Klemenčič’s judiciary is terribly predictable: they are again looking after their first-class citizens – Fišer’s suspension was lifted

Foto: STA

On 24 October 2017, I wrote on this website that the former Slovenian minister of justice, Aleš Zalar, and the former first prosecutor, Zvonko Fišer, would be brought before a judge due to an abuse of office. I also wondered whether Zvonko Fišer had already been suspended. It turned out that the current first prosecutor, Drago Šketa, had in fact imposed a suspension on his predecessor, Zvonko Fišer. The reason for this is of course that Zvonko Fišer is officially suspected of committing the criminal offence of abuse of office, and that the proceedings before the court are already under way. You can read more about it HERE.

Well, according to my information, yesterday the Slovenian State Prosecutorial Council lifted Fišer’s suspension. They are reporting this on their website, but they will not officially publish the content until the decision is serviced to Fišer. What is the State Prosecutorial Council? The State Prosecutorial Council is composed of nine members. Four of them are elected by state prosecutors from their number, four by the National Assembly of the Republic of Slovenia, and one is appointed by the minister from among the prosecutors. They are appointed for a period of six years.

According to information from the website of the council, the members are: Hinko Jenull – prosecutor; Diana Šeruga Sagadin – prosecutor; Dr Matjaž Jager – professor at the Faculty of Law in Ljubljana; Alenka Mežnar – retired prosecutor; Primož Suknaič – prosecutor; Dr Katja Šugman Stubbs – professor at the Faculty of Law in Ljubljana; Jože Tratnik – former constitutional judge; Boštjan Valenčič – prosecutor. This is the information on the official website. I do not know who the ninth member is. A person that has often appeared in the National Assembly on behalf of the State Prosecutorial Council is Boris Ostruh – prosecutor.

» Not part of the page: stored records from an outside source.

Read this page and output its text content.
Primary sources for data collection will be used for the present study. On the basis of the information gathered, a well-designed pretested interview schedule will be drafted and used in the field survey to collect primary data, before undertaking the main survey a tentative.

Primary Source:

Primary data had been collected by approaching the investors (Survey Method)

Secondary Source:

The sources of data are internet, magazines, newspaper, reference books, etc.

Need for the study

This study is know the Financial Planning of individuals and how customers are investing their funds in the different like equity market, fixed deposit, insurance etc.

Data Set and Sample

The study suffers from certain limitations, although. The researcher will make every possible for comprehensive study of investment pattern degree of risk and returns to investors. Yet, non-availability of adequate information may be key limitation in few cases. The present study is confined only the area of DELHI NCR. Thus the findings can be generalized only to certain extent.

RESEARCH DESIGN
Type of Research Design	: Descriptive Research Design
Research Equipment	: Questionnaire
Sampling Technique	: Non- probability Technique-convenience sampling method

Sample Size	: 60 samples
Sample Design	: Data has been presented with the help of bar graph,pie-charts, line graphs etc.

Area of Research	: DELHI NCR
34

If we add that this composition of the State Prosecutorial Council was appointed during Pahor’s government, when the prosecutorial organisation was led by Zvonko Fišer, everything becomes clear. The State Prosecutorial Council is composed of prosecutors that are subordinate to Zvonko Fišer and of his colleagues, who are either professors at the Faculty of Law or constitutional judges (he used to be a constitutional judge himself). And in this light, Tuesday’s decision of the State Prosecutorial Council to lift Zvonko Fišer’s suspension is completely logical and expected. Prosecutors loyal and subordinate to Zvonko Fišer and his current and former colleagues have saved his skin for the second time. When was the first time?

Already in spring of 2015, the Slovenian Democratic Party proposed that the State Prosecutorial Council should initiate procedures for the dismissal of Zvonko Fišer from the position of state prosecutor general for the very same reason – the suspicion of committing the criminal offence of abuse of office. At the time, the State Prosecutorial Council decided that Zvonko Fišer had acted illegally and incorrectly, but that this irregularity was not of the kind that would justify initiating dismissal procedures. You can read more about it HERE.

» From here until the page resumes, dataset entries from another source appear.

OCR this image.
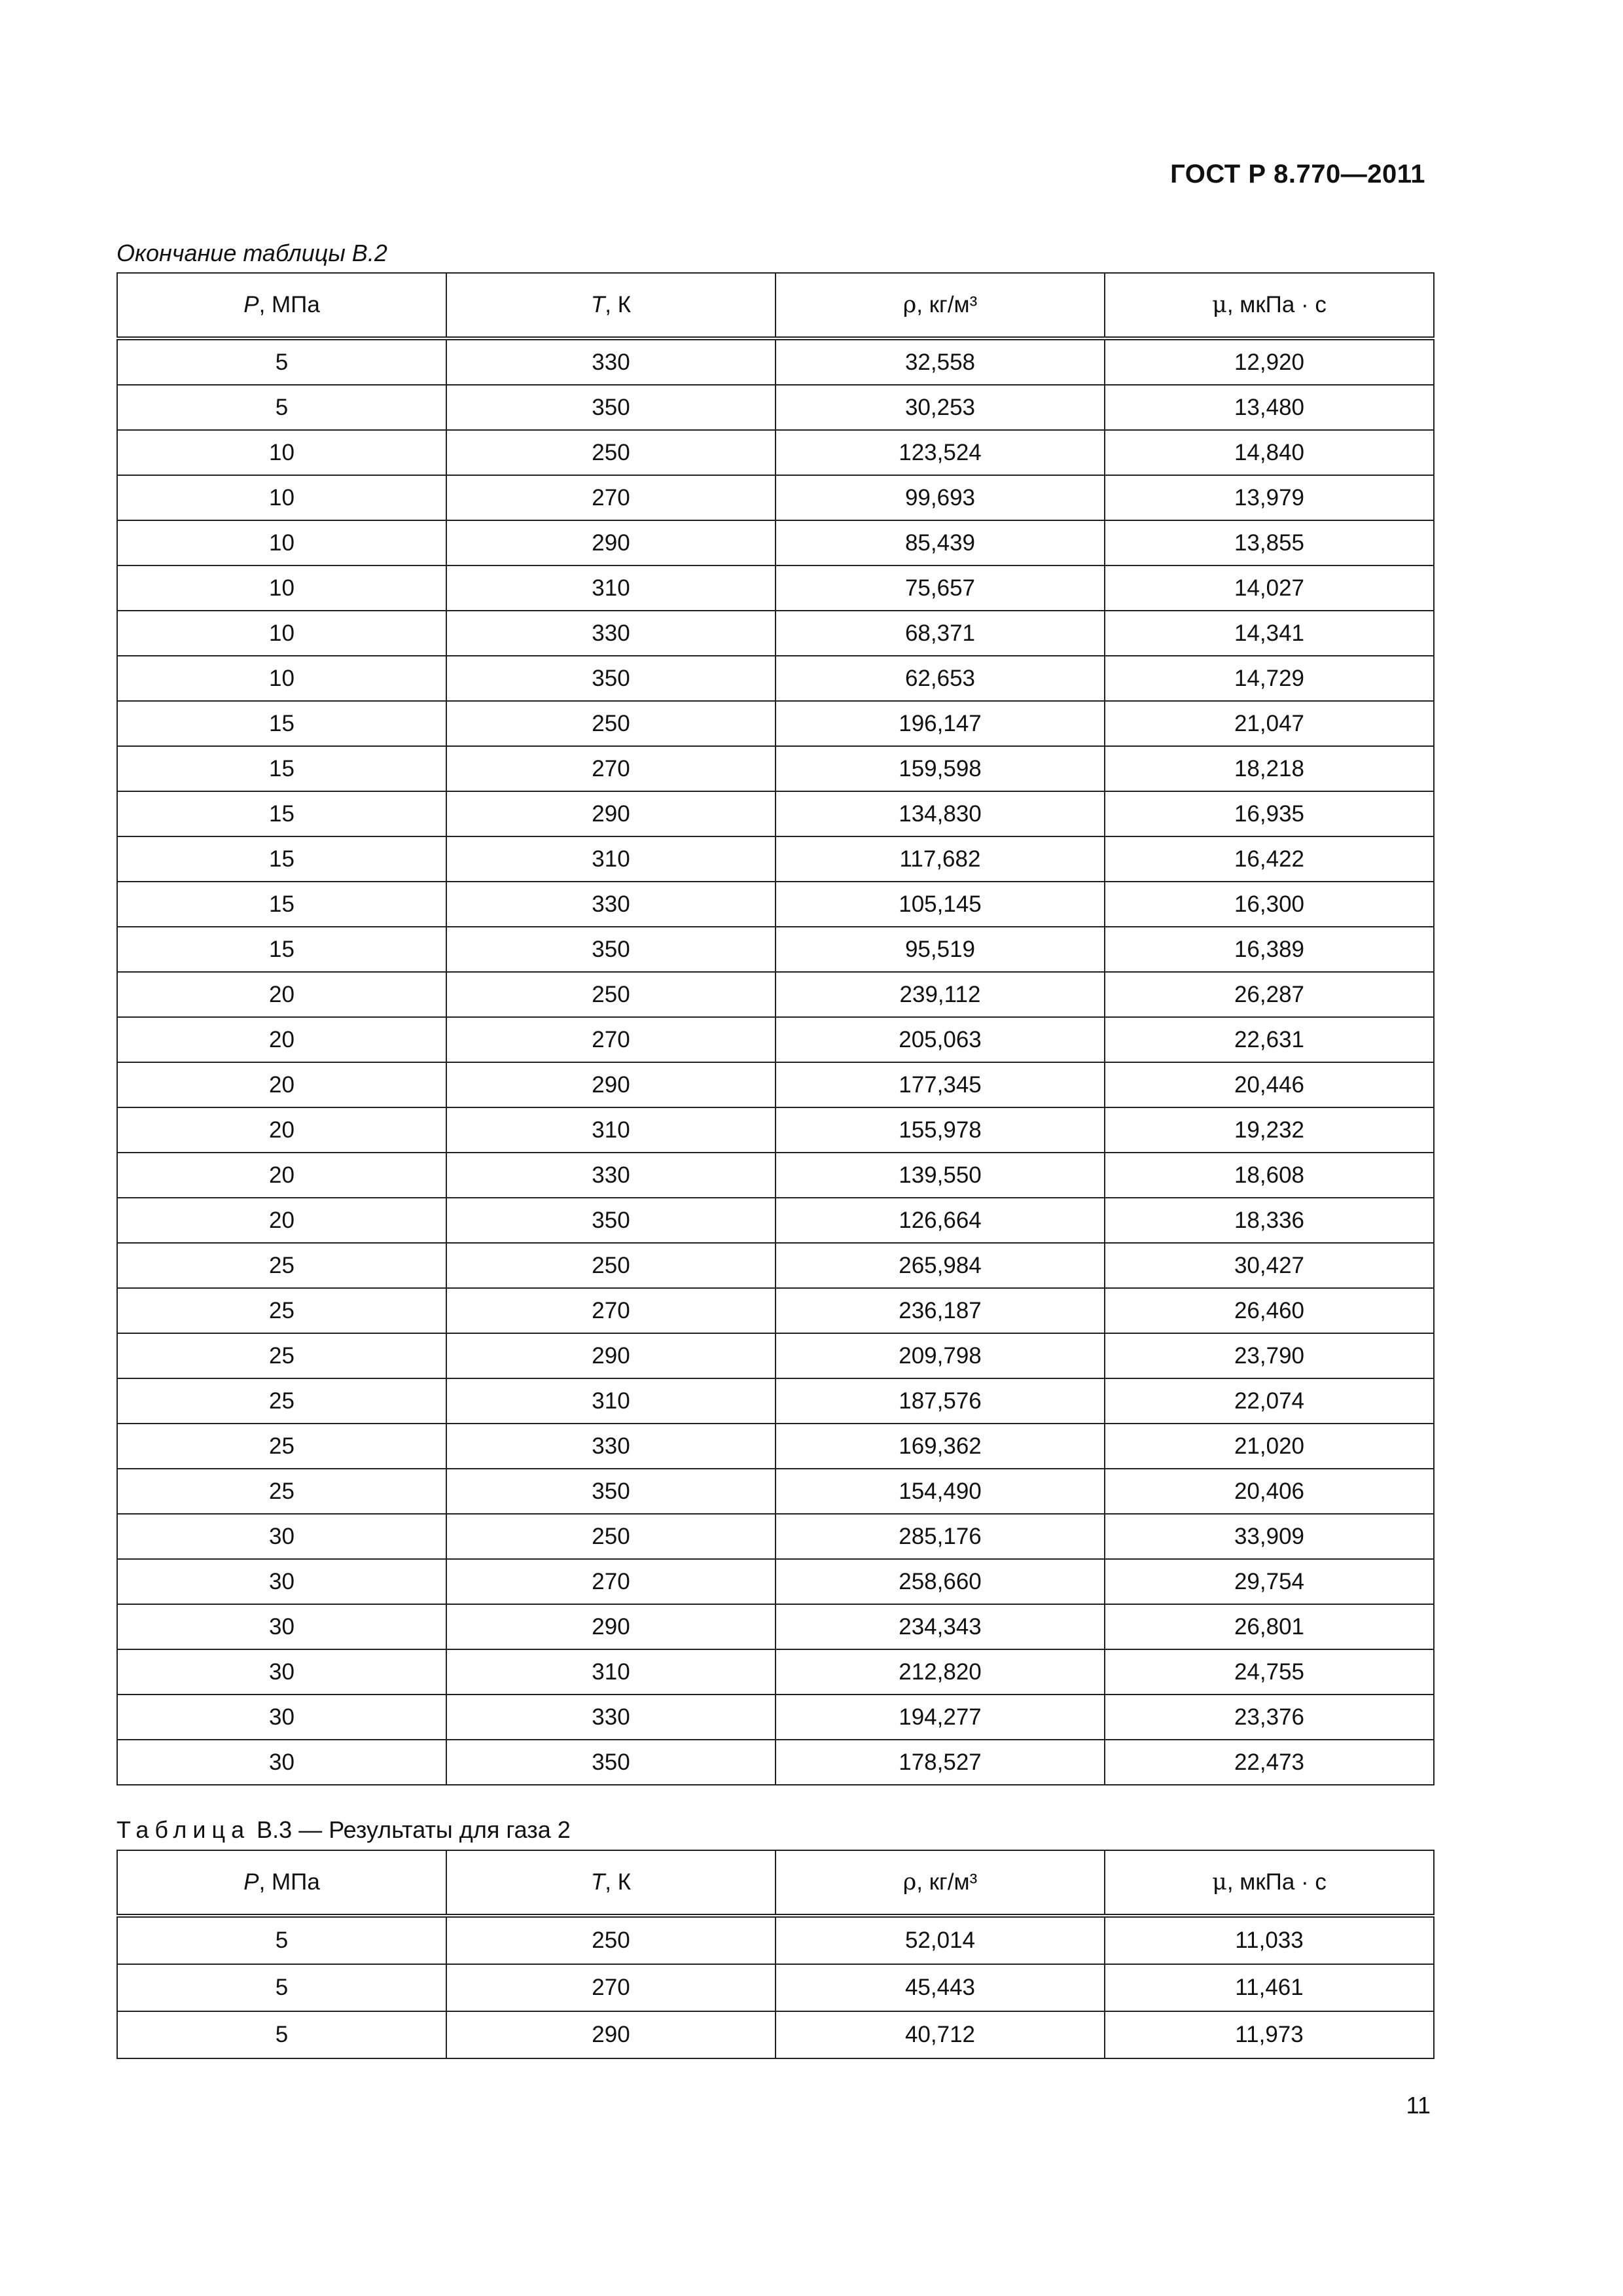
ГОСТ Р 8.770—2011
Окончание таблицы В.2
P, МПа	T, К	ρ, кг/м³	μ, мкПа · с
5	330	32,558	12,920
5	350	30,253	13,480
10	250	123,524	14,840
10	270	99,693	13,979
10	290	85,439	13,855
10	310	75,657	14,027
10	330	68,371	14,341
10	350	62,653	14,729
15	250	196,147	21,047
15	270	159,598	18,218
15	290	134,830	16,935
15	310	117,682	16,422
15	330	105,145	16,300
15	350	95,519	16,389
20	250	239,112	26,287
20	270	205,063	22,631
20	290	177,345	20,446
20	310	155,978	19,232
20	330	139,550	18,608
20	350	126,664	18,336
25	250	265,984	30,427
25	270	236,187	26,460
25	290	209,798	23,790
25	310	187,576	22,074
25	330	169,362	21,020
25	350	154,490	20,406
30	250	285,176	33,909
30	270	258,660	29,754
30	290	234,343	26,801
30	310	212,820	24,755
30	330	194,277	23,376
30	350	178,527	22,473
Таблица В.3 — Результаты для газа 2
P, МПа	T, К	ρ, кг/м³	μ, мкПа · с
5	250	52,014	11,033
5	270	45,443	11,461
5	290	40,712	11,973
11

At least there is one thing we can learn from all this. When someone is telling you about independent and professional bodies (Slovenia has them in abundance), which the State Prosecutorial Council is by law, it usually involves the biggest abuses of law and the system itself. Most of these are of course not independent and professional bodies but usually the opposite. The State Prosecutorial Council is a typical example of this. In the case of Zvonko Fišer, the politically motivated left-wing structure of the State Prosecutorial Council opposed the current first prosecutor, Drago Šketa, who is apparently trying to at least bring the prosecutorial organisation closer to what it is supposed to be.